El astrónomo estadounidense Carl Sagan dejó una frase que estos días vuelve a circular por redes y medios. “El universo no fue hecho a la medida del hombre, tampoco le es hostil. Le es indiferente”. Suena dura, casi fría. Pero en realidad funciona como una llamada de atención. Si el cosmos no gira alrededor de nosotros, nadie va a venir a salvar a la Tierra del calentamiento global o de la pérdida de biodiversidad.
Sagan construyó esa reflexión mirando una mota de luz. A principios de los noventa, la sonda Voyager 1 fotografió la Tierra desde miles de millones de kilómetros. En esa imagen, nuestro planeta apenas ocupa una fracción de píxel, un “pálido punto azul” suspendido en un rayo de luz solar. El propio Sagan insistía en que ese pequeño punto es el único hogar del que disponemos y que tenemos la responsabilidad de “conservar y cuidar este punto azul pálido, el único hogar que conocemos”. Visto así, el mensaje no es pesimista. Es un recordatorio de humildad y de responsabilidad.
Mientras recuperamos sus frases, los datos del clima aterrizan la metáfora. La World Meteorological Organization ha confirmado que 2023 fue el año más cálido desde que hay registros, con una temperatura media global de unos 1,45 grados por encima de la era preindustrial. No es una cifra abstracta. Son las olas de calor que disparan los termómetros en verano, los incendios que devoran bosques y esas noches tropicales en las que la casa no se enfría ni abriendo todas las ventanas.
Aquí entra otra parte del legado de Sagan que a veces se olvida. Mucho antes de que el cambio climático fuera portada, estudió el efecto invernadero extremo de Venus y advirtió que un aumento descontrolado de dióxido de carbono podía hacer de la Tierra un lugar mucho menos habitable. En los años ochenta ya alertaba de que seguir quemando combustibles fósiles implicaría más grados de temperatura y graves impactos en costas, agricultura y salud. Décadas después, el Panel Intergubernamental sobre Cambio Climático IPCC confirma que el calentamiento observado es causado por nuestras emisiones y que reducirlas a cero neto es imprescindible para estabilizar el clima.

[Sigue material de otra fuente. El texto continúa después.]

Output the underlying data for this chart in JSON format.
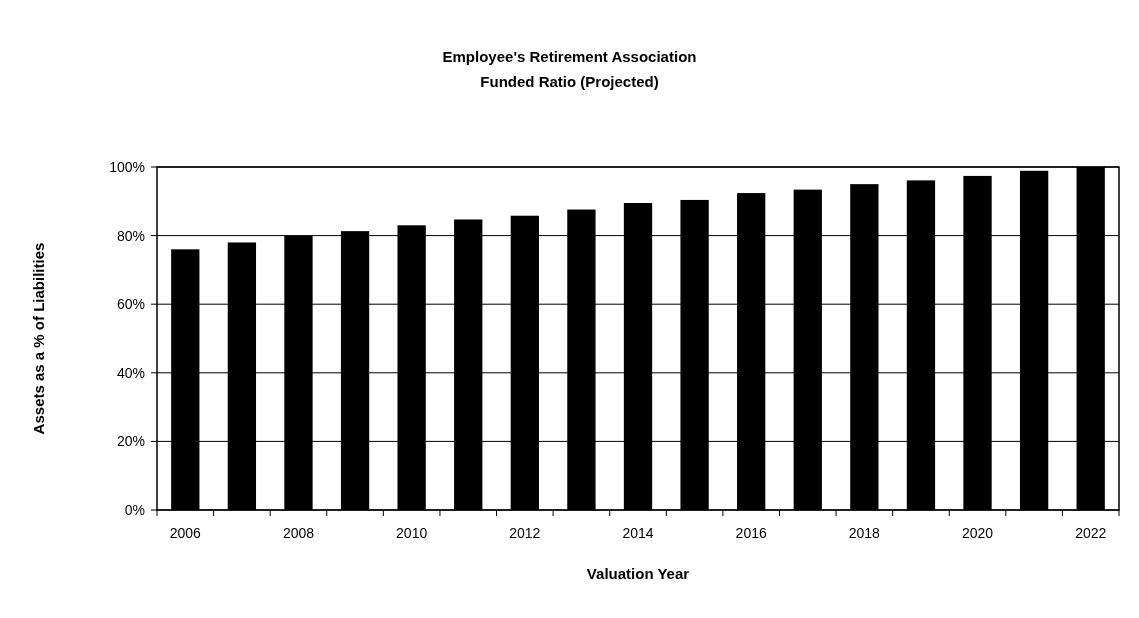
{
  "chart_data": {
    "type": "bar",
    "title": "Employee's Retirement Association",
    "subtitle": "Funded Ratio (Projected)",
    "xlabel": "Valuation Year",
    "ylabel": "Assets as a % of Liabilities",
    "categories": [
      "2006",
      null,
      "2008",
      null,
      "2010",
      null,
      "2012",
      null,
      "2014",
      null,
      "2016",
      null,
      "2018",
      null,
      "2020",
      null,
      "2022"
    ],
    "values": [
      76,
      78,
      80,
      81.3,
      83,
      84.7,
      85.8,
      87.6,
      89.5,
      90.4,
      92.4,
      93.4,
      95,
      96.1,
      97.4,
      98.9,
      100
    ],
    "color": "#000000",
    "ylim": [
      0,
      100
    ],
    "yticks": [
      {
        "value": 0,
        "label": "0%"
      },
      {
        "value": 20,
        "label": "20%"
      },
      {
        "value": 40,
        "label": "40%"
      },
      {
        "value": 60,
        "label": "60%"
      },
      {
        "value": 80,
        "label": "80%"
      },
      {
        "value": 100,
        "label": "100%"
      }
    ],
    "grid": "y"
  }
}
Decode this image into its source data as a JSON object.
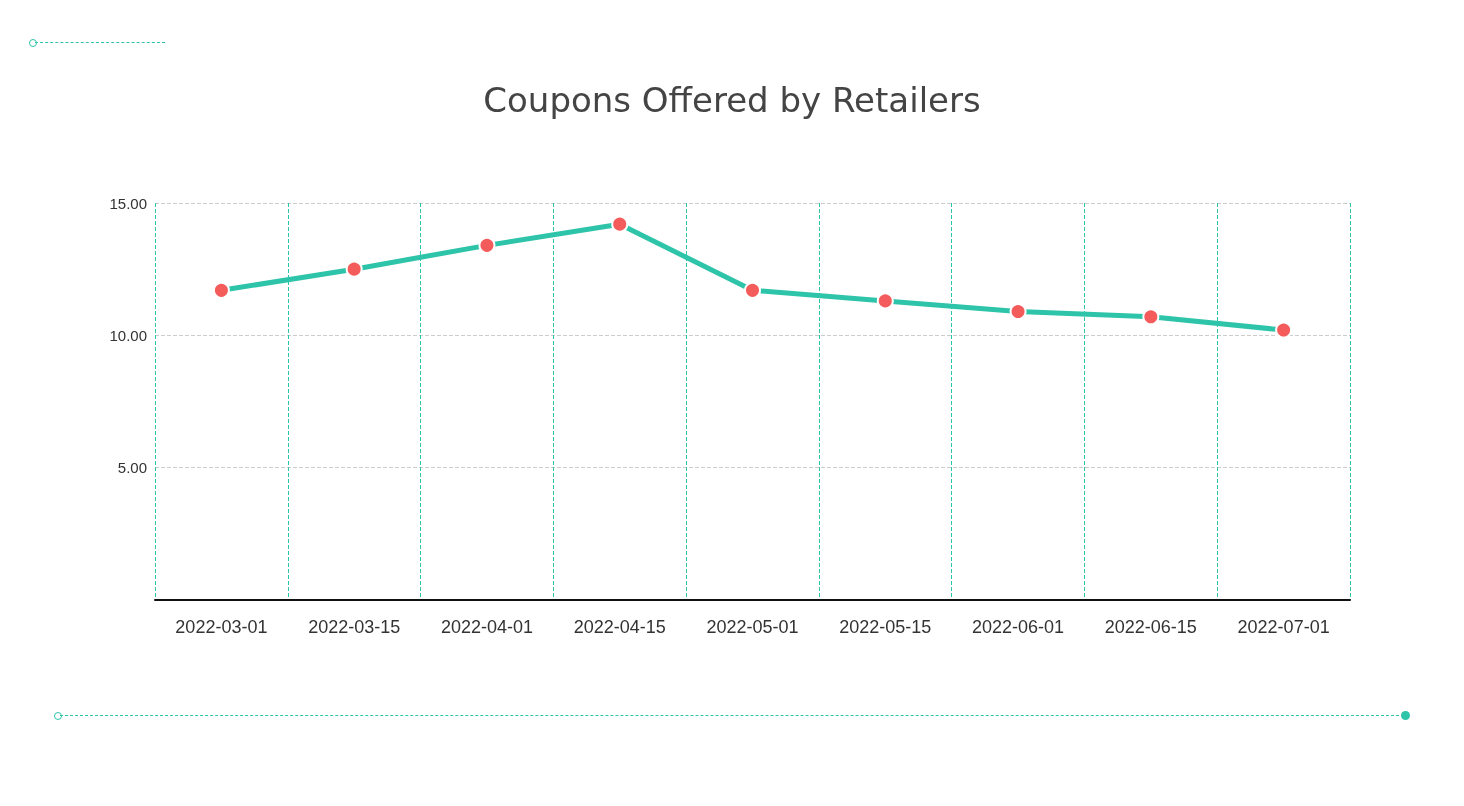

Entonces, ¿qué significa hoy vivir en un universo indiferente sobre un planeta cada vez más caliente? Que la física no negocia. La atmósfera responde a toneladas de CO2, no a discursos bonitos ni a promesas vagas. El mensaje de Sagan se vuelve casi terrenal. Si somos solo una especie más en una mota de polvo cósmico, cuidarla es una cuestión de pura supervivencia. Reducir el consumo de energía y apostar por renovables, movernos más en transporte público o en bici, cambiar hacia dietas con menos carne intensiva o exigir políticas climáticas ambiciosas no son gestos simbólicos. Son la forma concreta de proteger ese punto azul que pagan tanto la factura de la luz como la del futuro de nuestros hijos.
La buena noticia es que muchas de las soluciones ya existen y traen beneficios añadidos. Menos combustibles fósiles significa menos contaminación del aire y menos enfermedades respiratorias. Más naturaleza protegida implica menos inundaciones y más espacios verdes para soportar las olas de calor. Una economía más eficiente en recursos reduce residuos y costes para hogares y empresas. El universo seguirá siendo indiferente, pero la historia que se vive en este pequeño escenario puede ser bastante más justa y habitable.
Los datos climáticos citados proceden del informe State of the Global Climate 2023 de la Organización Meteorológica Mundial.